It has been 20 years since "the boy who lived" began captivating the world, and it's been just about 14 years since I risked my relationship with my entire family to get my Hogwarts fix. And looking back, it has showed me that J.K. Rowling's Harry Potter series stands the test of time . . . even when love doesn't.
OK, let's back up. Way back in the year 2001, around the same time that I picked up my first Harry Potter book, one of my aunts was falling head over heels for a great new guy. They were eventually engaged, and by the time their wedding rolled around, I'd read my way through the first four books several times and was jonesing for another in the way that only a true addict can. Luckily for me, Harry Potter and the Order of the Phoenix was slated to hit bookstores during the Summer of 2003. The only problem? Its release date was the same night as my aunt's nuptials, which just so happened to be my very first wedding.
Being at a midnight book release party wasn't simply a desire; it was a desperate need.
As a diehard Potterhead, there was no question about it: I had to be at Barnes & Noble at midnight to get my hands on a copy. How else would I know what became of Harry after witnessing the brutal murder of Cedric Diggory? What havoc had the newly returned Lord Voldemort wreaked on the wizarding world in the years since Harry Potter and the Goblet of Fire had concluded? Being at a midnight book release party for the fifth installment wasn't simply a desire; it was a desperate need.
Of course, try explaining the desperate need for a dose of wizardry and witchcraft to your conservative Catholic family.
On the eight-hour drive to the wedding, I fought extreme reading-induced motion sickness by popping Dramamine like Bertie Bott's beans, poring over my dog-eared copy of the fourth book yet another time. When we arrived at the hotel, I fell asleep by the light of my portable mini-TV as VHS copies of the first and second Harry Potter films played for the millionth time. By the time the wedding rolled around, I was more set on achieving my goal that night than Harry after a dose of top-shelf felix felicis.

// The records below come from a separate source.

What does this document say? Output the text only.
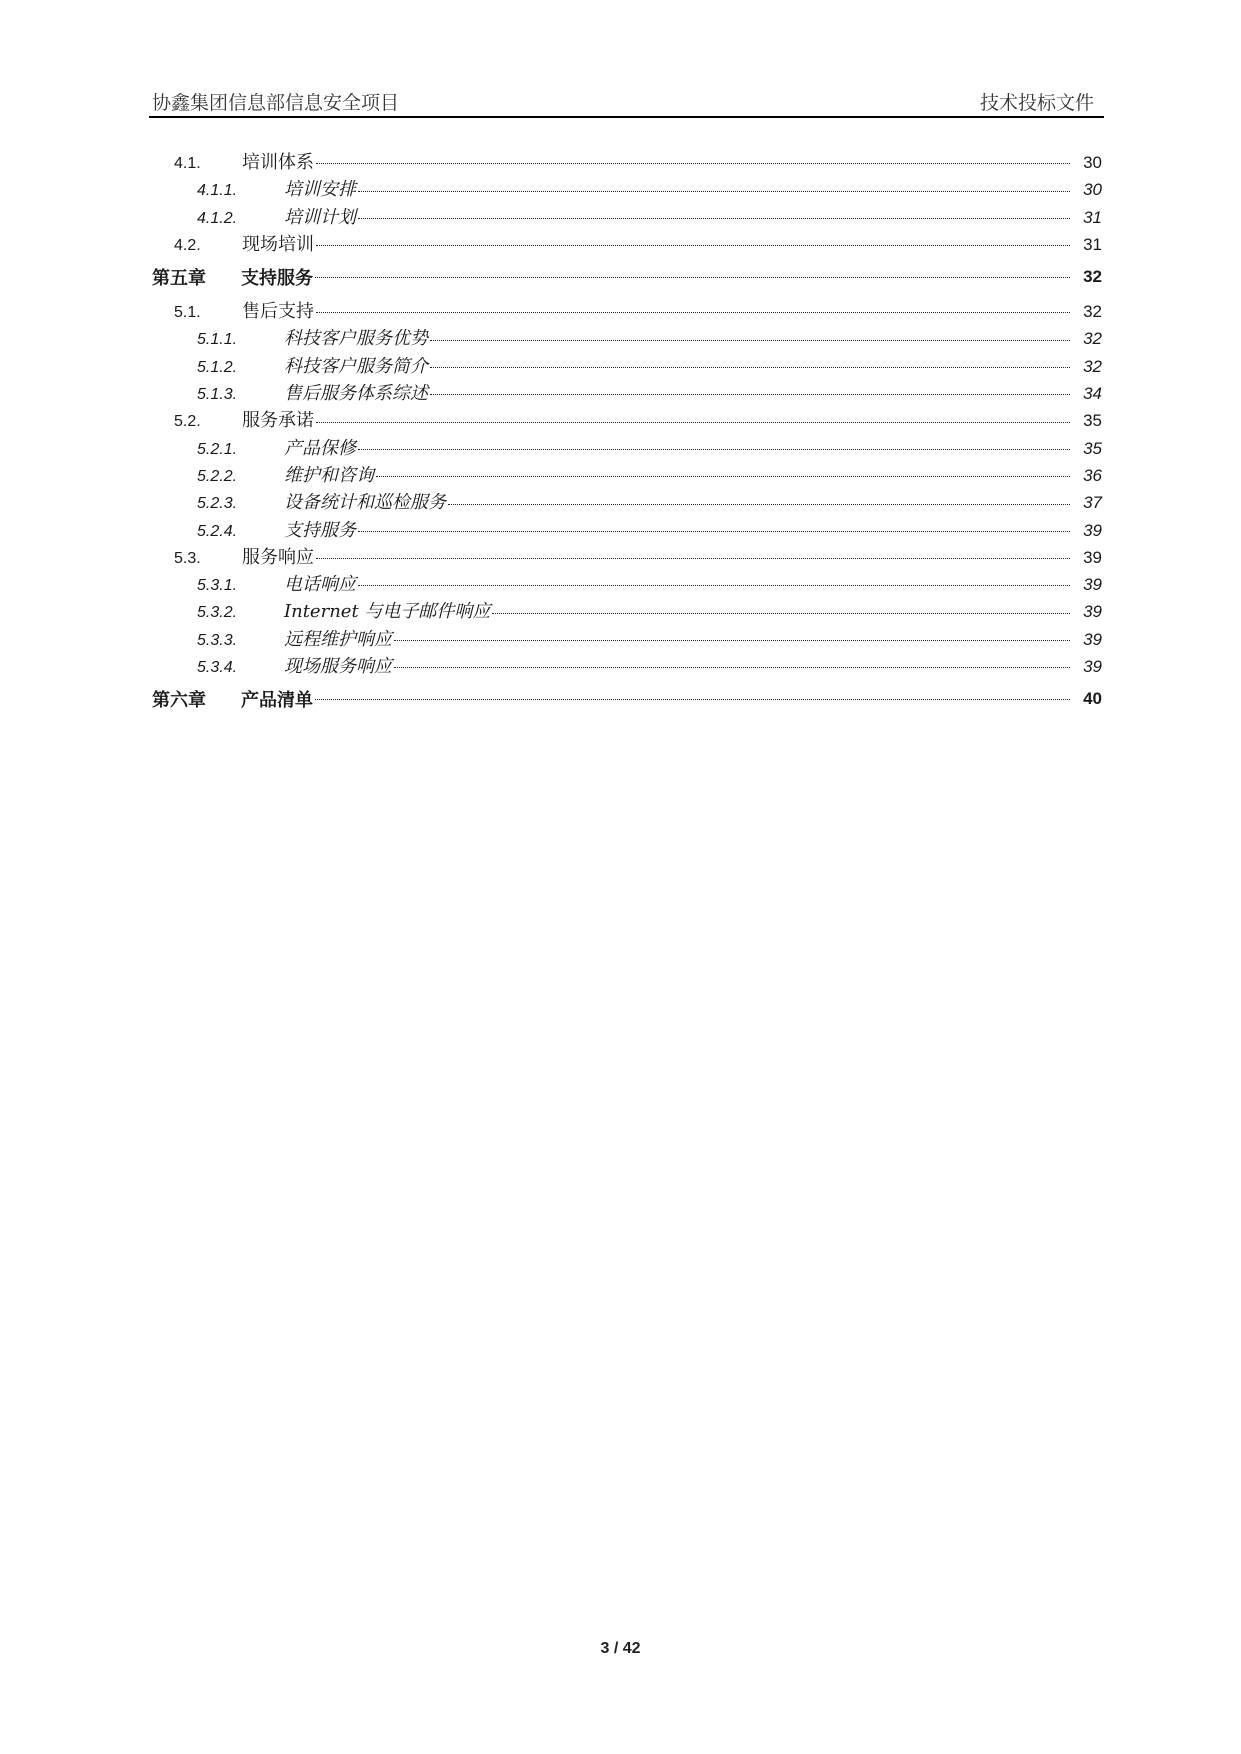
协鑫集团信息部信息安全项目	技术投标文件
4.1.	培训体系	30
4.1.1.	培训安排	30
4.1.2.	培训计划	31
4.2.	现场培训	31
第五章	支持服务	32
5.1.	售后支持	32
5.1.1.	科技客户服务优势	32
5.1.2.	科技客户服务简介	32
5.1.3.	售后服务体系综述	34
5.2.	服务承诺	35
5.2.1.	产品保修	35
5.2.2.	维护和咨询	36
5.2.3.	设备统计和巡检服务	37
5.2.4.	支持服务	39
5.3.	服务响应	39
5.3.1.	电话响应	39
5.3.2.	Internet 与电子邮件响应	39
5.3.3.	远程维护响应	39
5.3.4.	现场服务响应	39
第六章	产品清单	40
3 / 42
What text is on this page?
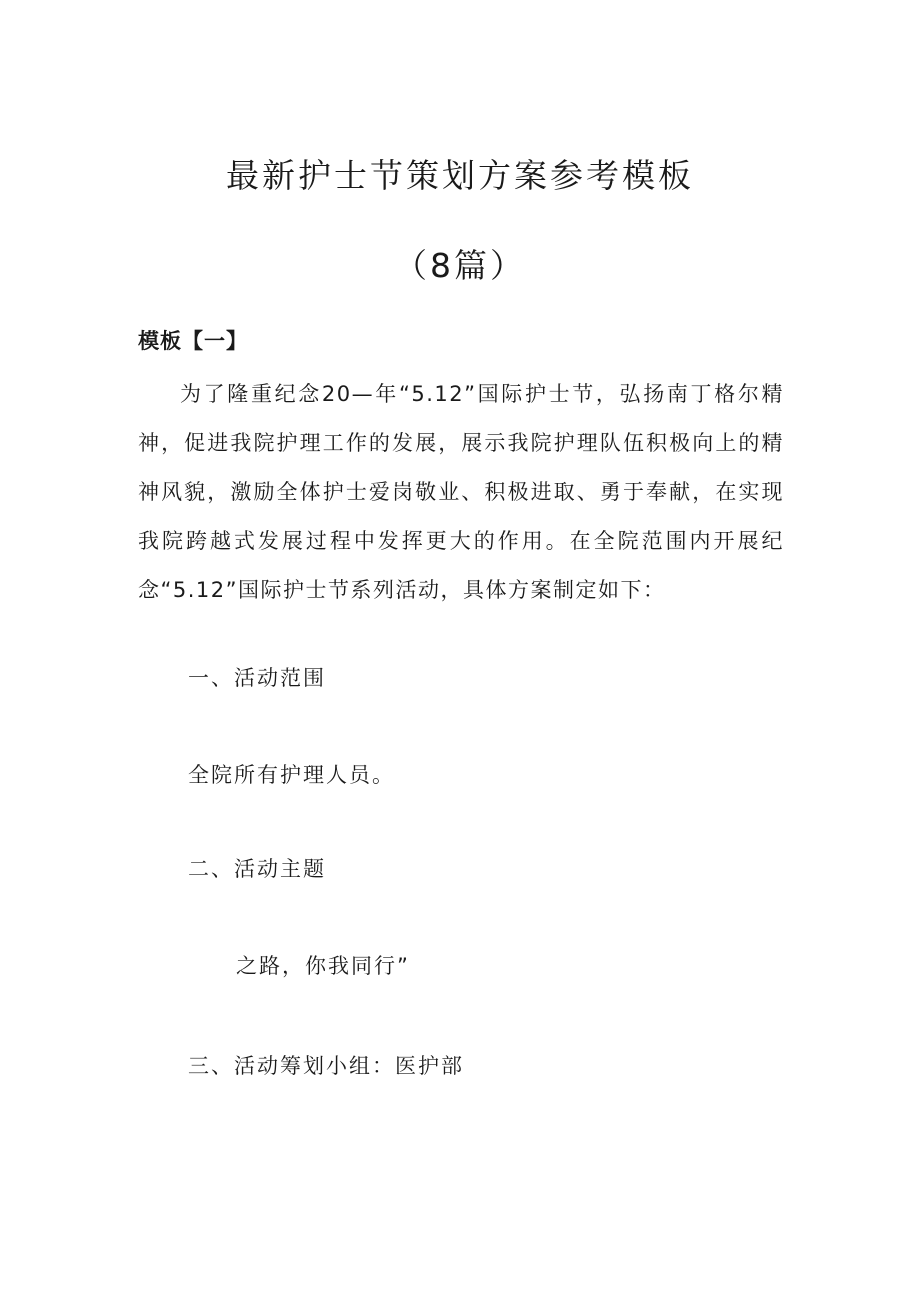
最新护士节策划方案参考模板
（8篇）
模板【一】

为了隆重纪念20—年“5.12”国际护士节，弘扬南丁格尔精神，促进我院护理工作的发展，展示我院护理队伍积极向上的精神风貌，激励全体护士爱岗敬业、积极进取、勇于奉献，在实现我院跨越式发展过程中发挥更大的作用。在全院范围内开展纪念“5.12”国际护士节系列活动，具体方案制定如下：

一、活动范围
全院所有护理人员。
二、活动主题
之路，你我同行”
三、活动筹划小组：医护部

Imagine my joy when I spotted a Barnes & Noble location mere blocks from the wedding reception site! Sure, some people had been lined up outside the bookstore — donning full Hogwarts robes despite the June southern California heat, naturally — for countless hours, but I could probably crash the party, right?
Though it was my very first wedding and I was curious about the entire experience, I hatched a plan with an older extended cousin (and fellow Potterhead): while the rest of our family was basking in the light of my aunt's love, we would sneak out of the celebration, change out of our formalwear, slip into some Harry Potter attire, and fight our way into Barnes & Noble in plenty of time for the midnight release.
As the time drew near, the wedding ceremony came and went. We traveled with the rest of our loved ones to the reception site, and upon glimpsing the Barnes & Noble nearby, hatched our plan into action. We pulled an Irish goodbye (something Seamus Finnigan would likely approve of) before dinner was even served and booked it the few blocks to our real festivities: the book launch party.
"Not all love lasts . . . but Harry Potter is forever."
Surrounded by Dumbledore cosplayers sporting real tropical birds on their shoulders and more Hogwarts students than could fill Platform 9 and 3/4, my cousin and I knew that we were running the risk of seriously offending our aunt, new uncle, and the grandparents who were throwing the wedding. But when we managed to get our hands on a single copy of the book, it was all worthwhile — we were home, back at Hogwarts, surrounded by a different sort of family.
It turns out that our presence wasn't missed at the lavish reception, though every so often my Harry-Potter-based absence is brought up as a funny memory. (Though now that I'm planning my own wedding, I certainly hope that my aunt didn't pay per head for the meal! The cost of a wedding is no joke!) It's easy to laugh about the fact that I ditched my aunt's big day for Dolores Umbridge.
But in the many years since I skipped my first wedding for a book, I've learned that not all love lasts . . . but Harry Potter is forever. If two decades of the magical series have proven anything, it's that Hogwarts will always be there to welcome me home, "until the very end."